I received an "offer" to become the publication chair of a high profile IEEE conference. Before accepting the "offer" I would like to know what are my responsibilities, and I would like to plan ahead as what portion of the available time such a commitment would eat up.

I saw this description, but it is rather vague. It says:

Publications Chair: Responsible for the coordination of production of conference content (e.g., papers from special tutorial sessions or colloquia, summaries of conference papers, programs, etc.) and serves as the point of contact for all Xplore submission-related inquiries before and after the conference.

It tells nothing about the pitfalls, so I want some feedback from people who have really done this.

EDIT: additional questions

Does it have positive or negative impact on the student. In terms of workload vs. benefit?

2 Answers 2


I've been publication chair of an IEEE conference before, and it's pretty straight-forward. IEEE has a well-arranged process for managing conference publications, and you basically just need to hold up your side of the deal and make sure that nothing falls through the cracks.

In particular: you should have an IEEE CPS publications contact. You can get this from the current general chairs, since they're dealing with IEEE, or (since its usually the same from year to year) you can ask the previous publications chair. Set up a meeting with that person ASAP and they can walk you through the process and make plans with you; I've had very good experiences working with their publications personnel.

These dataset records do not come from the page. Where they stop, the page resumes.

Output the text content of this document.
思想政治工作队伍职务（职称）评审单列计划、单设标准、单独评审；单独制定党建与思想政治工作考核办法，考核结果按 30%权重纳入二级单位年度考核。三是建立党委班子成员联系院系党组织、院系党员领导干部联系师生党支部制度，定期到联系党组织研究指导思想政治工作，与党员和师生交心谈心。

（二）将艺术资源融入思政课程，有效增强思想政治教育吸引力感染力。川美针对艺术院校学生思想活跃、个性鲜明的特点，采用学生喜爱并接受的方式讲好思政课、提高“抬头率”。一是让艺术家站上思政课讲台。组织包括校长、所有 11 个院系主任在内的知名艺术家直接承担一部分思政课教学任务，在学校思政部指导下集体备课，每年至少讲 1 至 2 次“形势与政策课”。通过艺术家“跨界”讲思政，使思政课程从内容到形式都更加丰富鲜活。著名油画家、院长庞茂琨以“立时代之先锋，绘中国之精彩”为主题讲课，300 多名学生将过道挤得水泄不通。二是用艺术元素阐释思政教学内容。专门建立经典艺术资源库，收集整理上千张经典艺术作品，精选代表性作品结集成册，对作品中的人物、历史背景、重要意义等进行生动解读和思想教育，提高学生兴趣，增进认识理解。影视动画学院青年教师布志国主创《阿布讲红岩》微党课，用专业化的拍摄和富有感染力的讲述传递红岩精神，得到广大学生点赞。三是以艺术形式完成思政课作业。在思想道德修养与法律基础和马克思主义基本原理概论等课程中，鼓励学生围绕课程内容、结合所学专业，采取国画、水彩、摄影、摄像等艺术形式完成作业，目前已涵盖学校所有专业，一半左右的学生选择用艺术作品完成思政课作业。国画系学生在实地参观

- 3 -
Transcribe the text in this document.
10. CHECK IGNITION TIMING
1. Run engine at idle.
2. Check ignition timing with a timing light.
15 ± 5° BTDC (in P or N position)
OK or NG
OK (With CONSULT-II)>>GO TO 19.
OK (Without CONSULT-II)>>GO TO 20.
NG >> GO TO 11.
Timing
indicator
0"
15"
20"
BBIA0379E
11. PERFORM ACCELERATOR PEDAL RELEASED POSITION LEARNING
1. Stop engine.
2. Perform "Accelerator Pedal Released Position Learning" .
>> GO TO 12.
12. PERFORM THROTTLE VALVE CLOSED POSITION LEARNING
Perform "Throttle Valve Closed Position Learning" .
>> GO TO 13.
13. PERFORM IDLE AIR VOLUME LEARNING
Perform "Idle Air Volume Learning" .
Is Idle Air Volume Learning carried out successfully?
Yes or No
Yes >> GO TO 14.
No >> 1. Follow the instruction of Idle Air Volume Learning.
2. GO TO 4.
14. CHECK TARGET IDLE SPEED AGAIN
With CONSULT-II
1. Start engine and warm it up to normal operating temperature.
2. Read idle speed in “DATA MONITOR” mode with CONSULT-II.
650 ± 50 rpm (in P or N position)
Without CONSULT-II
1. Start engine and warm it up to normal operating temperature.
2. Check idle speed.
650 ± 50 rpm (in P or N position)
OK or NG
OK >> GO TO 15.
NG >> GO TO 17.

The key responsibilities that you should expect to fulfill are:

  1. Set a schedule acceptable to IEEE and the conference chairs
  2. Work with the general chairs to fill out the required forms and get them to the IEEE on time, so that you can get the publications IEEE CPS contract signed. This will include setting the various different types of publications (e.g., main track, short papers, workshop papers, tutorial abstracts, etc), as well as pages sizes, expected number, delivery method (I recommend USB sticks) and budget.
  3. Send information about camera ready from IEEE to the various conference chairs that need it (general, program, workshops, tutorial, etc.).
  4. Work with chairs to get all of the front matter prepared in a timely fashion and within the schedule negotiated with IEEE (cover, index information, introductions, sponsored material, etc.).
  5. Immediately after the conference, report to IEEE whether there were any no-shows (who should have their papers removed).
  6. One month after reporting whether there were and no-shows, everything should appear online in IEEE Xplore. If it doesn't, then you need to keep pinging IEEE's representative to make sure things get into IEEE Xplore as promptly as possible.
  • Could you please share some of the pitfalls of being a chair too?
    – The Guy
    Apr 14, 2016 at 15:21
  • 1
    @TheFireGuy It takes a bit of time---not much if you keep on top of things and the other chairs are responsive to your requests. When I was a publications chair, it probably took 20 - 30 hours total spread over a 9-month period. You also have to make sure to be organized and deal with things ahead of deadlines, or else you could make a lot of trouble for the conference and get a lot of people mad at you. If you can be organized and responsible, though, it's a great opportunity: it's often used as a "starter" position for trying people out before giving them more critical responsibilities.
    – jakebeal
    Apr 14, 2016 at 15:26
  • @jakebeal can you consider my additional question. And maybe integrate your comment to your original answer Apr 15, 2016 at 10:19
  • @KristofTak Overall, it's a strong benefit if a) you want to be part of that community and b) you do an OK job.
    – jakebeal
    Apr 15, 2016 at 10:34

I can not speak of myself, but my advisor gets similar offers (not for IEEE conferences, he is in a different field). Last year we organized a conference in my University (US) and was somehow involved (replying to inquires and sending reminding emails). My answer is based on what my advisor has shared with us (his students) and what I have noticed before/during/after the conference.

  1. He always complains about not being able to find a good publisher (cheap/er and on time)

  2. The time he spends on organizing and collecting reviewed/finalized and "formatted" manuscripts from authors/reviewers of multiple tracks.

  3. What he complains the most about is "poor/lack of communication" especially for international conferences where majority of participants are from outside the States. As you can tell, this is mainly related to time zone difference, and English is the not the main language.

To be honest, I do not know if there is any legal or financial-related or other aspects.